Im Gegensatz zur Annahme, Vicki Baum habe sich nie über den Holocaust geäußert (vgl. Nottelmann 2007, 308), werden in Marion lebt sehr wohl Konzentrationslager, Folter und Mord im nationalsozialistischen Deutschland thematisiert; darüber hinaus verhandelt Baum auch die kulturpolitischen Säuberungen in der Sowjetunion Anfang der 1920er Jahre und äußert sich kritisch über die kommunistische Planwirtschaft. Damit setzt der Roman eine Tendenz fort, die sich in Baums Texten bereits ab den 1930er Jahren abzeichnet: „Der Nationalsozialismus, seine Verfolgten und Opfer sind zentrale Themen ihrer in den 1930er- und 1940er-Jahren entstandenen Prosatexte.“ (Hofeneder 2018, 89)

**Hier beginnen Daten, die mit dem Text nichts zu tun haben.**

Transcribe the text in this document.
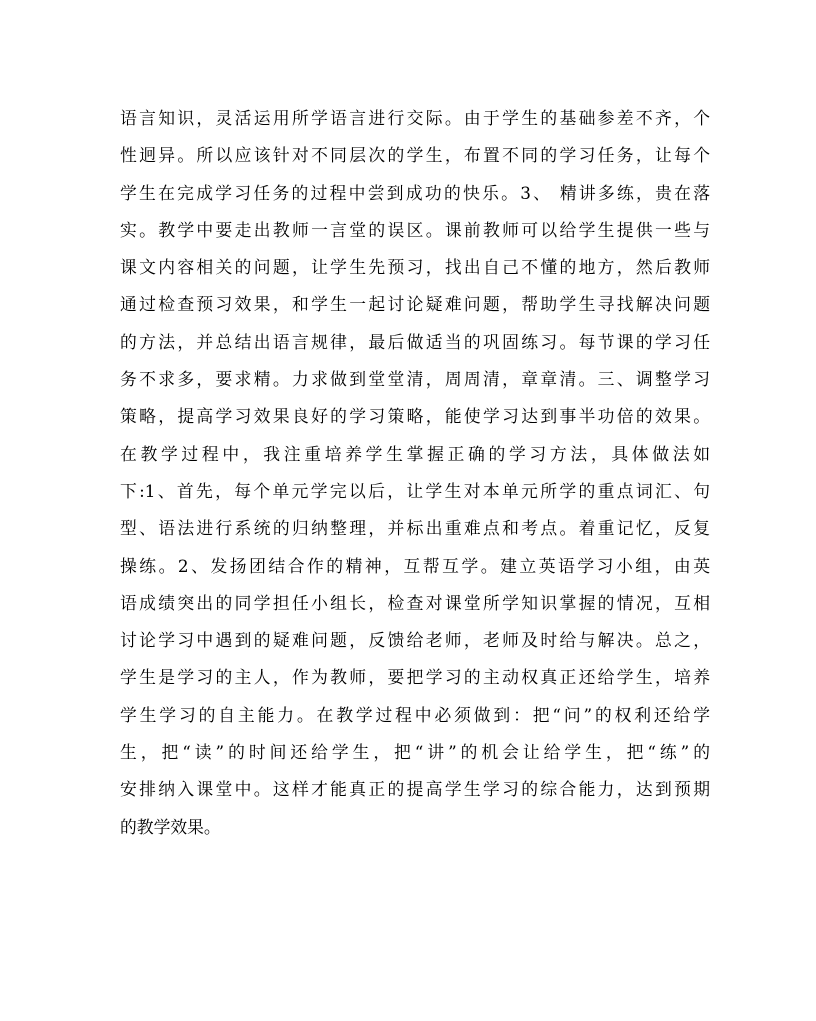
语言知识，灵活运用所学语言进行交际。由于学生的基础参差不齐，个
性迥异。所以应该针对不同层次的学生，布置不同的学习任务，让每个
学生在完成学习任务的过程中尝到成功的快乐。3、 精讲多练，贵在落
实。教学中要走出教师一言堂的误区。课前教师可以给学生提供一些与
课文内容相关的问题，让学生先预习，找出自己不懂的地方，然后教师
通过检查预习效果，和学生一起讨论疑难问题，帮助学生寻找解决问题
的方法，并总结出语言规律，最后做适当的巩固练习。每节课的学习任
务不求多，要求精。力求做到堂堂清，周周清，章章清。三、调整学习
策略，提高学习效果良好的学习策略，能使学习达到事半功倍的效果。
在教学过程中，我注重培养学生掌握正确的学习方法，具体做法如
下:1、首先，每个单元学完以后，让学生对本单元所学的重点词汇、句
型、语法进行系统的归纳整理，并标出重难点和考点。着重记忆，反复
操练。2、发扬团结合作的精神，互帮互学。建立英语学习小组，由英
语成绩突出的同学担任小组长，检查对课堂所学知识掌握的情况，互相
讨论学习中遇到的疑难问题，反馈给老师，老师及时给与解决。总之，
学生是学习的主人，作为教师，要把学习的主动权真正还给学生，培养
学生学习的自主能力。在教学过程中必须做到：把“问”的权利还给学
生，把“读”的时间还给学生，把“讲”的机会让给学生，把“练”的
安排纳入课堂中。这样才能真正的提高学生学习的综合能力，达到预期
的教学效果。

Hier ist vor allem die Figur von Marions Sohn Michael interessant, der nichts von seinem jüdischen Vater weiß und bereits während seiner Schulzeit in Berlin der Hitlerjugend beitritt: „Er bespuckte einen jüdischen Mitschüler und bemalte die Wände seines Zimmers mit Hakenkreuzen.“ (479) Nachdem die Familie in die USA gezogen ist, wird er von Heimweh geplagt und besucht nationalsozialistische Veranstaltungen. Als er später in Heidelberg studiert, bemerkt Marion bei ihrem Besuch, wie präsent die Symbole des NS-Staates in Deutschland sind. Abseits des politisierten Alltags erkennt sie aber auch kleine Momente des Widerstands, wie Hitlerwitze, leise Zwischentöne im Gespräch und kleinere Regelüberschreitungen. In einem Lokal, das Marion mit Michael und der Familie seiner Verlobten in Heidelberg besucht, führt das Umdrehen des Tanzverbot-Schildes zu weitreichenden Konsequenzen. Baum zeigt dabei unterschiedliche mögliche Reaktionen auf das NS-Regime: Der Oberkellner erfüllt zwar pflichtbewusst seinen Dienst, mahnt aber nur widerstrebend Vorschriften ein. Ein am Nebentisch sitzender SS-Major beobachtet die Tat und erwirkt den Ausschluss des jungen Offiziers Hans Streit aus der Armee, der daraufhin versucht, Suizid zu begehen. Marions lakonischer wie aufmerksamer Kommentar lautet dazu: „Es erschreckte mich umso mehr, als gar nichts Düsteres und Geheimnisvolles dabei war. Es waren keine Konzentrationslagergreuel, keine nächtlichen erstickten Schreie gemarterter Opfer in Kellergewölben, keine Treibjagd auf Juden, Kommunisten und Feinde des Reichs.“ (571) Sie versucht, mit der Unterstützung ihres Neffen Hellmuth Klappholz, der im Kriegsministerium beschäftigt ist, die Konsequenzen im Fall Hans Streit abzufangen. In einem langen Gespräch durchbricht sie dessen ideologische Fassade, indem sie ihn daran erinnert, wie er sich selbst bei ihr als junger Mann vor der Polizei versteckt hat. Baum zeichnet sowohl Hellmuth als auch Michael als psychologisch ambivalente Charaktere, die unterschiedliche Facetten in sich vereinen und sich ideologisch nicht eindeutig festlegen lassen.

 

Wiener Heldenplatz, 15.3.1938. Public domain via Wikimedia Commons.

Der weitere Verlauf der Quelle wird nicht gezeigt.